0497. 非重叠矩形中的随机点【中等】
1. 📝 题目描述
给定一个由非重叠的轴对齐矩形的数组 rects,其中 rects[i] = [ai, bi, xi, yi] 表示 (ai, bi) 是第 i 个矩形的左下角点,(xi, yi) 是第 i 个矩形的右上角点。设计一个算法来随机挑选一个被某一矩形覆盖的整数点。矩形周长上的点也算做是被矩形覆盖。所有满足要求的点必须等概率被返回。
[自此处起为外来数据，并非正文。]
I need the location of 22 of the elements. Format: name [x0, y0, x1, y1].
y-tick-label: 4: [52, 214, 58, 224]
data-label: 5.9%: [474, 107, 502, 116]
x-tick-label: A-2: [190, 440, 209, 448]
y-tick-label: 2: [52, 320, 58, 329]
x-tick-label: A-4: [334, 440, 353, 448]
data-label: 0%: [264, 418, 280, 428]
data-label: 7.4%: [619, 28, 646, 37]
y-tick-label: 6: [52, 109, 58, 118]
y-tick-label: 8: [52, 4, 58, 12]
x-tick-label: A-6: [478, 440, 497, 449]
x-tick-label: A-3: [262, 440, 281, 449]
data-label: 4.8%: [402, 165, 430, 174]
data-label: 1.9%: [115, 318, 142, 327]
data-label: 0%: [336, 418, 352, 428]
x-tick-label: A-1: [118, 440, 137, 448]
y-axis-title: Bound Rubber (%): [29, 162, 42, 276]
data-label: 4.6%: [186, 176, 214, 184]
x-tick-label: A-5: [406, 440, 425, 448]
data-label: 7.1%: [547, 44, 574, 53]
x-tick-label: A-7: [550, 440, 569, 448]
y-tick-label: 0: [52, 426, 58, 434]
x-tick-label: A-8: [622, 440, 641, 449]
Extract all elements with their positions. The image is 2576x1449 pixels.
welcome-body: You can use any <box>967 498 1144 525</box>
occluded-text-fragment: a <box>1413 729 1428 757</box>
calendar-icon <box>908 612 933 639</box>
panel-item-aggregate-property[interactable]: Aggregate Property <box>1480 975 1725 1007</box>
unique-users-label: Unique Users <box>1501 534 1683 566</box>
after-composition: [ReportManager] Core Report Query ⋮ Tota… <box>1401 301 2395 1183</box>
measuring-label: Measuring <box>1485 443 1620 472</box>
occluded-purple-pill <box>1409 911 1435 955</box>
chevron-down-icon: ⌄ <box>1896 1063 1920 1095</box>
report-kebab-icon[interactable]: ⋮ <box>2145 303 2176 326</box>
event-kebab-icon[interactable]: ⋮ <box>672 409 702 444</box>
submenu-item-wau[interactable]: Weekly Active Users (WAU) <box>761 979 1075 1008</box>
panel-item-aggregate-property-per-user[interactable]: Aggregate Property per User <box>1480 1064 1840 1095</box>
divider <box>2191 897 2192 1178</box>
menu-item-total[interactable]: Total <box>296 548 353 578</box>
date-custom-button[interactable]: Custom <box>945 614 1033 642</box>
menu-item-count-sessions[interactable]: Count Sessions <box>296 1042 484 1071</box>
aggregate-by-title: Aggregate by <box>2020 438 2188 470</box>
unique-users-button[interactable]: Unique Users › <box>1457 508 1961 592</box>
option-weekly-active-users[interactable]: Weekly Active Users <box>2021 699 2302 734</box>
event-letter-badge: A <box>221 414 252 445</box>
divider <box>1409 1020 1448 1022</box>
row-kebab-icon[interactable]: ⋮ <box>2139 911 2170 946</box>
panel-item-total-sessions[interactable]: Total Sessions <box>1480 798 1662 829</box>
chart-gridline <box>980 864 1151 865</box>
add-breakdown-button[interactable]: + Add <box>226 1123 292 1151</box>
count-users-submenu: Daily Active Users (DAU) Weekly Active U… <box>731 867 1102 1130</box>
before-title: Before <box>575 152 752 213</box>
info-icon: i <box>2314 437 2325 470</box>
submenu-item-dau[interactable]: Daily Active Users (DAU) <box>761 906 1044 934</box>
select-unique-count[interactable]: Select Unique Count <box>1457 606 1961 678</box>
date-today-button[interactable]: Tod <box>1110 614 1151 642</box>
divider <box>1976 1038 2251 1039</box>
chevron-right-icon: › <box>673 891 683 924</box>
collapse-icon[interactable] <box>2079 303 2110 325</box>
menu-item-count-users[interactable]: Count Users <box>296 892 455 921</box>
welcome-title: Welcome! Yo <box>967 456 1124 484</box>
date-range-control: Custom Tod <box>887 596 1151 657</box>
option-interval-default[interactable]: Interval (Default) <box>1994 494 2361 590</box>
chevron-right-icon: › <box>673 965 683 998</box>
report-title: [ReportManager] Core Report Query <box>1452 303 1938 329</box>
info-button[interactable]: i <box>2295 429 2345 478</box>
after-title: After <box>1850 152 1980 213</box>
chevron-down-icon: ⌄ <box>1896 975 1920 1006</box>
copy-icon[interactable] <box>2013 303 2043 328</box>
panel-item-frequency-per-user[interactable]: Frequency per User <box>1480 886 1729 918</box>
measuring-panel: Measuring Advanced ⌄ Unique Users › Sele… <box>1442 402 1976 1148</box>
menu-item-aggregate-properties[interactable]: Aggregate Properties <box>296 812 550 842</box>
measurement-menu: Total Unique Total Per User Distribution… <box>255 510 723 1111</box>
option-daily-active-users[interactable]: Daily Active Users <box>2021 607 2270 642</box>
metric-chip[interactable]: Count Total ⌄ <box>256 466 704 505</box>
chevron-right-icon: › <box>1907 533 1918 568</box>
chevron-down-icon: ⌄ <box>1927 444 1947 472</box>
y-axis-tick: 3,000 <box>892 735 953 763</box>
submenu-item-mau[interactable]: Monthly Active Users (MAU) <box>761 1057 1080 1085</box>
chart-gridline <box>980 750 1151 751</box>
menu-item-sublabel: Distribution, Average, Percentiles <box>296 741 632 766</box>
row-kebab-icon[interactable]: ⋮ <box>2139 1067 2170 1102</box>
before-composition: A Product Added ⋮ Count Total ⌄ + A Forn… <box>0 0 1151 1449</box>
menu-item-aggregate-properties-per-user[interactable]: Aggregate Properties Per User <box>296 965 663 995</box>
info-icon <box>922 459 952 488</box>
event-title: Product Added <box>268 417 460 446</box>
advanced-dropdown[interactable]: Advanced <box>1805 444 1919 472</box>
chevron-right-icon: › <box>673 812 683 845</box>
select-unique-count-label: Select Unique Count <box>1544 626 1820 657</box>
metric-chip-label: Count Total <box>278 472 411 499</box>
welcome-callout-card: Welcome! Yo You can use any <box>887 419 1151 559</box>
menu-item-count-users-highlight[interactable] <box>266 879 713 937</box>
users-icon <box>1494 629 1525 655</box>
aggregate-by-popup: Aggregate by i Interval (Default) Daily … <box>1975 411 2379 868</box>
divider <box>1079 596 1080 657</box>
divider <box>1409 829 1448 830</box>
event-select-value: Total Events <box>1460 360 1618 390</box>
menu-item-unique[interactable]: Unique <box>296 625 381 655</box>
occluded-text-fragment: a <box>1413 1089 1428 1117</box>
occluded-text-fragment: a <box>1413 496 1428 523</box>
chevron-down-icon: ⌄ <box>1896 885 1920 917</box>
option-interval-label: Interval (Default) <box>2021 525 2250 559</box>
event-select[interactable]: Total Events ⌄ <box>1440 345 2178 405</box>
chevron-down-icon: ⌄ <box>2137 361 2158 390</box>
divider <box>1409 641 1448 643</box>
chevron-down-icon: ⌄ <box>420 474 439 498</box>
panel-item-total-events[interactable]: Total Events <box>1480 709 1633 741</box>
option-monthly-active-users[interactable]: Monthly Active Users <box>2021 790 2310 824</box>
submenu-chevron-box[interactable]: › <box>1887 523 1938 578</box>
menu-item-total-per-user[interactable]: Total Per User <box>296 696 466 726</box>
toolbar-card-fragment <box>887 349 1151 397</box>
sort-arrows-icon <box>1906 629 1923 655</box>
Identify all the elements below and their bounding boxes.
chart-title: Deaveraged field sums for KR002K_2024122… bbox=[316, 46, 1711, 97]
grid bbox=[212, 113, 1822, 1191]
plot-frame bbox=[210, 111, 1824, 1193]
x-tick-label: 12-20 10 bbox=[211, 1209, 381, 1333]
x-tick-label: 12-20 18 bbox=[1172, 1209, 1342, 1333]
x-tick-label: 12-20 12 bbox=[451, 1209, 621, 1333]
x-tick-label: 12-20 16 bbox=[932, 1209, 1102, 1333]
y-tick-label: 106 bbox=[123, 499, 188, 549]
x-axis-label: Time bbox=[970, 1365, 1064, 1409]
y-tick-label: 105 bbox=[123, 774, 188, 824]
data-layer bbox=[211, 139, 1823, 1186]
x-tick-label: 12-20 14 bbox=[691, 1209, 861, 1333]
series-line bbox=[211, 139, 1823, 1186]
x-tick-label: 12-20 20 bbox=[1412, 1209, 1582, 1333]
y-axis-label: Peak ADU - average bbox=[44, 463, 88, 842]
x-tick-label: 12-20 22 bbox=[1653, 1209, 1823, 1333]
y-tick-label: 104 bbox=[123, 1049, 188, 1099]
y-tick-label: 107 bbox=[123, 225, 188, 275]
在给定的矩形覆盖的空间内的任何整数点都有可能被返回。
请注意,整数点是具有整数坐标的点。
实现 Solution 类:
Solution(int[][] rects)用给定的矩形数组rects初始化对象。int[] pick()返回一个随机的整数点[u, v]在给定的矩形所覆盖的空间内。
示例 1:

txt
输入:
["Solution", "pick", "pick", "pick", "pick", "pick"]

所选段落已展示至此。